Here I start my rant. The dynamic range here is -10,000 to +10,000. True 16bit audio (as heard on CD's) has a range from -32,000 to +32,000. This encode is just above 14bit audio...and I'm greatly offended. These people (and many others) are wasting 2/3's of the audio bandwidth's clarity. The audio is also in the mud. This means more hiss from the signal and more hiss from having to crank up the amplifier so loud just to hear it.

NORMALIZE THE DAMN AUDIO BEFORE FINAL ENCODE. It's trivial do to and doesn't take that long. Why is this so hard for people to understand and do??? Do these people even understand how to be a professional and do their job??? (ok... breathing and popping a happy pill now...)

On a side note, there is a blip in this capture that has to be zeroed out first before the audio can be normalized. On a second note, the stupid digital cable box which insists on using compression will still play this audio too low, hit the blip, then nearly turn the audio off for a couple seconds until it recovers from the mathematical weighting.
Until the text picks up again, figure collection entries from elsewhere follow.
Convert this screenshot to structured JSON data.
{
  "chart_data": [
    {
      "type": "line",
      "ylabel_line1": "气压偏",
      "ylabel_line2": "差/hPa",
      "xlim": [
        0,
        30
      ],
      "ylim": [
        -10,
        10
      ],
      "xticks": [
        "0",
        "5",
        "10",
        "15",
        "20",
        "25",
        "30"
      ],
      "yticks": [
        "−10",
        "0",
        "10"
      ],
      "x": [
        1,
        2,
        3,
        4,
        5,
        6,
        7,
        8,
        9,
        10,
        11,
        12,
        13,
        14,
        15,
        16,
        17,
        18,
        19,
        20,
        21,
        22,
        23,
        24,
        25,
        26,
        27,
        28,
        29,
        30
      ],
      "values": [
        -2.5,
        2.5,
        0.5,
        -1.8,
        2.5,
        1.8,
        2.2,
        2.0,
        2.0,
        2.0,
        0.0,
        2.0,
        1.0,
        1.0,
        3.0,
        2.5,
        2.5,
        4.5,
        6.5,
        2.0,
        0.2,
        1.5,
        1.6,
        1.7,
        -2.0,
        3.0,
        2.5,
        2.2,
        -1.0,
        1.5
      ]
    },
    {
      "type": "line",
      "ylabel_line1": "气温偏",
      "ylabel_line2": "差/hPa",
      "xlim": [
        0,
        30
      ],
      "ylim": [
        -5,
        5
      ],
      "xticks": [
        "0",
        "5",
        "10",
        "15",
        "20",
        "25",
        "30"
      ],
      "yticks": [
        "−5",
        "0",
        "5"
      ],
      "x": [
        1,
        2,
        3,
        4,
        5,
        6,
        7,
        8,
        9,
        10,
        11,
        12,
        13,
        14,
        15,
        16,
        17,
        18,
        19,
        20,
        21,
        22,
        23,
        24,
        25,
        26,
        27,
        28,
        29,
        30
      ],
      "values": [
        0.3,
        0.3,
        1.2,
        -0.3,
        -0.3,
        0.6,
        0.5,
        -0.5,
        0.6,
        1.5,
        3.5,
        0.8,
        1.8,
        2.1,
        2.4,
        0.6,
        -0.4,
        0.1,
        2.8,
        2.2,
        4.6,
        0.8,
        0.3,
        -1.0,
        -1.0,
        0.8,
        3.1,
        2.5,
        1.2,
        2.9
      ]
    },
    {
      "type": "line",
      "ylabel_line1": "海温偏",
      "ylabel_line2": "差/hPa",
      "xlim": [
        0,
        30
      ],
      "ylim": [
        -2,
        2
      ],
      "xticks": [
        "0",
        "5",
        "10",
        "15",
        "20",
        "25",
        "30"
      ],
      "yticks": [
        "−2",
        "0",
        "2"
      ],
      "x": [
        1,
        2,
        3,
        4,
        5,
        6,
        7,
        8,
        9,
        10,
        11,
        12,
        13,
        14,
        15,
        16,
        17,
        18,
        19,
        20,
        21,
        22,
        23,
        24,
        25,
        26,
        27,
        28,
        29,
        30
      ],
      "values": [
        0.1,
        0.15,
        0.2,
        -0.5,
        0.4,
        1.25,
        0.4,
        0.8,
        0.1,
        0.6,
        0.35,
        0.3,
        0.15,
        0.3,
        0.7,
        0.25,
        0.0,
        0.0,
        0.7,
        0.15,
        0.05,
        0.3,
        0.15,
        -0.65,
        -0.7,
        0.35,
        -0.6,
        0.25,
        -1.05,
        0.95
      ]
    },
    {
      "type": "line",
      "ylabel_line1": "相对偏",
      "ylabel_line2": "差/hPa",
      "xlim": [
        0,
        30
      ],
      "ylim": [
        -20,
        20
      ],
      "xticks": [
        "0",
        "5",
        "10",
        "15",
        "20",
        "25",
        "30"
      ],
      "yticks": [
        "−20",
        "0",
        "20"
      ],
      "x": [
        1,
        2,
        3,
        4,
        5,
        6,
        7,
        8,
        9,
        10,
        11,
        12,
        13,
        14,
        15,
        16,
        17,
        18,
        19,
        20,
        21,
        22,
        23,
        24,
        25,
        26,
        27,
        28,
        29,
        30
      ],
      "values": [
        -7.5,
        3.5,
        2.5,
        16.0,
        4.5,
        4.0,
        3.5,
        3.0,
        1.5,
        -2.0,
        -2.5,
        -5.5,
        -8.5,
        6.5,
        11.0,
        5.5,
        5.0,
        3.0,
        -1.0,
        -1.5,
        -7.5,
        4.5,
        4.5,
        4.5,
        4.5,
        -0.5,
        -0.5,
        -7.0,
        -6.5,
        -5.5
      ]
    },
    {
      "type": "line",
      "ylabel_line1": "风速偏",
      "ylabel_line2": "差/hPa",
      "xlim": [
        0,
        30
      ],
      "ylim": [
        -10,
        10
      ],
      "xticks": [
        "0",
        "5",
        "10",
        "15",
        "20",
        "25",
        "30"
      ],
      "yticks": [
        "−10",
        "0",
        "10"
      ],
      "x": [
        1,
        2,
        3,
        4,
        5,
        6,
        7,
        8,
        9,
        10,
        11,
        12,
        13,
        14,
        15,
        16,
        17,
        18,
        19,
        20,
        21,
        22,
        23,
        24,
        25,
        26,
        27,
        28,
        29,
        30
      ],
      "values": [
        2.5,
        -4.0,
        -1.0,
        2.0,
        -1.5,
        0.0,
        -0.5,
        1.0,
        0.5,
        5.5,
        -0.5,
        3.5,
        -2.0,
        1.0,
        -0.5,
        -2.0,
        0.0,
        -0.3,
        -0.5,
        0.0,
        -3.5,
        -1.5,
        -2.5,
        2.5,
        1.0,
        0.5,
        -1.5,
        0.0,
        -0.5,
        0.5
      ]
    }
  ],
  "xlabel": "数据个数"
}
If the audio were full to begin with, the "turn off" would have never happened.


This is very similar to above but more zoomed in and the blip is far easier to see.


Coming back to frequencies, this is about what an audio spectrogram should look like. This one is still clipped a little at the top, but is generally pretty good for a compressed audio stream.

Also note the horizontal line at 16kHz. This is a high frequency buzzing noise somewhere in the original analog to digital capture. Unfortunately, these are surprisingly common. Thankfully they are usually very quiet and generally unheard.

Between the vertical peaks is some mild noise (in dark blues). If there were a lot of hiss and such, the darker background would be turning to yellow and red carpets in this example.

When archiving this to the MP3 format, 128kbit stereo is a common setting for 44.1kHz sampling and 160kbit stereo is a common setting for 48kHz sampling. These rates tend to chop everything above 16kHz using the default settings. Vorbis, MP4/AAC, and AC3 are more efficient at encoding high frequencies and could use a lower bit rate. If in doubt, encode the audio then decode it to compare the spectrogram to the original spectrogram. Make adjustments as necessary.


This probably came from an MP2 file as the MP2 format tends to chop everything above 16kHz. I sometimes see this in AC3 encodes which most likely came from an MP2 source (Video CD or some DVD's).


This is the same as above but brutally chopped much harder than normal.

Over the air radio broadcasts often look similar to this. Since broadcast TV audio is also a modified FM radio, it will look similar.


I've never seen frequency intensity stair stepping until I saw this one. I don't know what to make of it. Perhaps it was encoded multiple times using different settings?


This shows some stair stepping and higher peaks that happen with VBR encoding. Also note the blue specked pattern of low level hiss during the fade out.


Notice how this CODEC encodes less and less of the higher frequencies as the bit bucket runs out.


This one has the 16kHz buzz but it subtracts out of the signal. This also seems to be somewhat common.


This also has the subtracting 16kHz buzz along with a lot of hiss. This came from an analog cable source into a capture card.